$a < b$ and $c<d$ imply $a+c < b+d$

Question

$a < b$ and $c<d$ imply $a+c < b+d$ when $a,b,c,d$ are arbitrary nonnegative integers.

I know that (assuming we include zero) $$\begin{align*} a<b \Leftrightarrow (\exists x\in \mathbb N)a + S(x) = b\\ c<d \Leftrightarrow (\exists y\in \mathbb N)c + S(y) = d \end{align*}$$

And that's what I have done by using associative and conmutative properties:

$$(a+c)+(S(x)+S(y))\\=a+(c+S(x))+S(y)\\=a + (S(x)+c)+S(y)\\=(a+S(x)) + (c+S(y))\\= b + d$$

Also, we have that $S(x) + S(y) = S(S(x+y))$ by using addition definition recursively.

$x \land y \in \mathbb{N} \implies S(x) \land S(y) \in \mathbb{N}^*$ where $\mathbb N^* =\mathbb N\setminus\{0\}$

That means we could start with $(a + c) + 1 = b + d$ and could work with any $k \in \mathbb N^*$ that satisfies the expression for arbitrary $a, c, b, d \in \mathbb N$, thus $a+c < b+d$.

Is that proof valid in the context of naturals and Peano axioms?

Answer 1

As pointed out in the comments, your proof is not quite complete.
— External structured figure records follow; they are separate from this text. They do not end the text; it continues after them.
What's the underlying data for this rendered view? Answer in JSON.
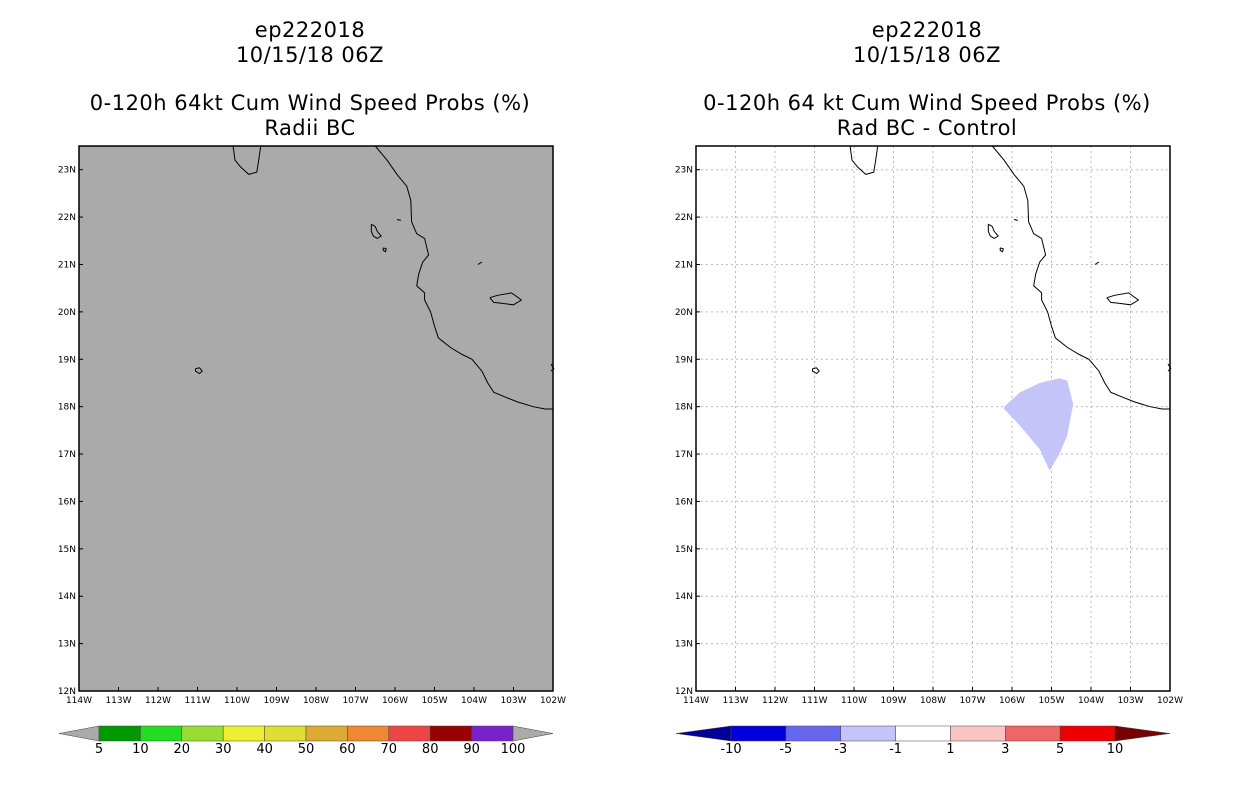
{
  "panels": [
    {
      "storm": "ep222018",
      "datetime": "10/15/18 06Z",
      "product": "0-120h 64kt Cum Wind Speed Probs (%)",
      "subtitle": "Radii BC",
      "map_fill": "#aaaaaa",
      "legend": {
        "colors": [
          "#009900",
          "#22dd22",
          "#99dd33",
          "#eeee33",
          "#dddd33",
          "#ddaa33",
          "#ee8833",
          "#ee4444",
          "#990000",
          "#7722cc"
        ],
        "low_color": "#aaaaaa",
        "high_color": "#aaaaaa",
        "labels": [
          "5",
          "10",
          "20",
          "30",
          "40",
          "50",
          "60",
          "70",
          "80",
          "90",
          "100"
        ]
      }
    },
    {
      "storm": "ep222018",
      "datetime": "10/15/18 06Z",
      "product": "0-120h 64 kt Cum Wind Speed Probs (%)",
      "subtitle": "Rad BC - Control",
      "map_fill": "#ffffff",
      "legend": {
        "colors": [
          "#0000dd",
          "#6666ee",
          "#c4c4f8",
          "#ffffff",
          "#f8c4c4",
          "#ee6666",
          "#ee0000"
        ],
        "low_color": "#000099",
        "high_color": "#770000",
        "labels": [
          "-10",
          "-5",
          "-3",
          "-1",
          "1",
          "3",
          "5",
          "10"
        ]
      },
      "anomaly_region": {
        "value_range": "-3 to -1",
        "color": "#c4c4f8",
        "polygon_lonlat": [
          [
            -106.2,
            18.0
          ],
          [
            -105.8,
            18.3
          ],
          [
            -105.3,
            18.5
          ],
          [
            -104.8,
            18.6
          ],
          [
            -104.6,
            18.55
          ],
          [
            -104.45,
            18.05
          ],
          [
            -104.6,
            17.4
          ],
          [
            -104.8,
            17.0
          ],
          [
            -105.05,
            16.65
          ],
          [
            -105.3,
            17.1
          ],
          [
            -105.8,
            17.6
          ],
          [
            -106.2,
            17.95
          ]
        ]
      }
    }
  ],
  "map": {
    "lon_range": [
      -114,
      -102
    ],
    "lat_range": [
      12,
      23.5
    ],
    "lon_ticks": [
      -114,
      -113,
      -112,
      -111,
      -110,
      -109,
      -108,
      -107,
      -106,
      -105,
      -104,
      -103,
      -102
    ],
    "lon_labels": [
      "114W",
      "113W",
      "112W",
      "111W",
      "110W",
      "109W",
      "108W",
      "107W",
      "106W",
      "105W",
      "104W",
      "103W",
      "102W"
    ],
    "lat_ticks": [
      12,
      13,
      14,
      15,
      16,
      17,
      18,
      19,
      20,
      21,
      22,
      23
    ],
    "lat_labels": [
      "12N",
      "13N",
      "14N",
      "15N",
      "16N",
      "17N",
      "18N",
      "19N",
      "20N",
      "21N",
      "22N",
      "23N"
    ],
    "coastline_lonlat": [
      [
        -106.5,
        23.5
      ],
      [
        -106.2,
        23.2
      ],
      [
        -105.95,
        22.9
      ],
      [
        -105.7,
        22.65
      ],
      [
        -105.6,
        22.35
      ],
      [
        -105.58,
        21.9
      ],
      [
        -105.45,
        21.65
      ],
      [
        -105.25,
        21.55
      ],
      [
        -105.15,
        21.2
      ],
      [
        -105.3,
        21.05
      ],
      [
        -105.4,
        20.8
      ],
      [
        -105.45,
        20.55
      ],
      [
        -105.25,
        20.4
      ],
      [
        -105.25,
        20.25
      ],
      [
        -105.1,
        20.0
      ],
      [
        -105.0,
        19.7
      ],
      [
        -104.9,
        19.45
      ],
      [
        -104.6,
        19.25
      ],
      [
        -104.3,
        19.1
      ],
      [
        -104.05,
        19.0
      ],
      [
        -103.8,
        18.75
      ],
      [
        -103.65,
        18.5
      ],
      [
        -103.5,
        18.3
      ],
      [
        -103.2,
        18.2
      ],
      [
        -102.9,
        18.1
      ],
      [
        -102.5,
        18.0
      ],
      [
        -102.2,
        17.95
      ],
      [
        -102.0,
        17.95
      ]
    ],
    "baja_tip_lonlat": [
      [
        -110.1,
        23.5
      ],
      [
        -110.05,
        23.2
      ],
      [
        -109.9,
        23.05
      ],
      [
        -109.7,
        22.9
      ],
      [
        -109.5,
        22.95
      ],
      [
        -109.45,
        23.2
      ],
      [
        -109.4,
        23.5
      ]
    ],
    "islands_lonlat": [
      [
        [
          -106.6,
          21.85
        ],
        [
          -106.5,
          21.8
        ],
        [
          -106.45,
          21.7
        ],
        [
          -106.35,
          21.6
        ],
        [
          -106.45,
          21.55
        ],
        [
          -106.55,
          21.6
        ],
        [
          -106.6,
          21.7
        ],
        [
          -106.6,
          21.85
        ]
      ],
      [
        [
          -106.3,
          21.35
        ],
        [
          -106.22,
          21.33
        ],
        [
          -106.24,
          21.27
        ],
        [
          -106.3,
          21.3
        ],
        [
          -106.3,
          21.35
        ]
      ],
      [
        [
          -105.95,
          21.95
        ],
        [
          -105.85,
          21.93
        ]
      ],
      [
        [
          -103.9,
          21.0
        ],
        [
          -103.8,
          21.05
        ]
      ],
      [
        [
          -103.6,
          20.3
        ],
        [
          -103.4,
          20.35
        ],
        [
          -103.05,
          20.4
        ],
        [
          -102.8,
          20.25
        ],
        [
          -103.0,
          20.15
        ],
        [
          -103.3,
          20.18
        ],
        [
          -103.5,
          20.2
        ],
        [
          -103.6,
          20.3
        ]
      ],
      [
        [
          -111.05,
          18.8
        ],
        [
          -110.95,
          18.82
        ],
        [
          -110.88,
          18.75
        ],
        [
          -110.95,
          18.7
        ],
        [
          -111.05,
          18.75
        ],
        [
          -111.05,
          18.8
        ]
      ],
      [
        [
          -102.05,
          18.9
        ],
        [
          -101.98,
          18.8
        ],
        [
          -102.05,
          18.75
        ]
      ]
    ]
  }
}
In order to tshow that $a + c < b + d$, you need to show that there is something $z$ such that $$(b + d) + S(z) = a + c$$

all you have done is to show that

$$(b + d) + (S(x) + S(y)) = a + c$$

Fortunately, this problem is easily rectified, since you can show that $$S(x) + S(y) = S(S(x) + Y)$$

And hence you have the $z$ as need: $S(x) + y$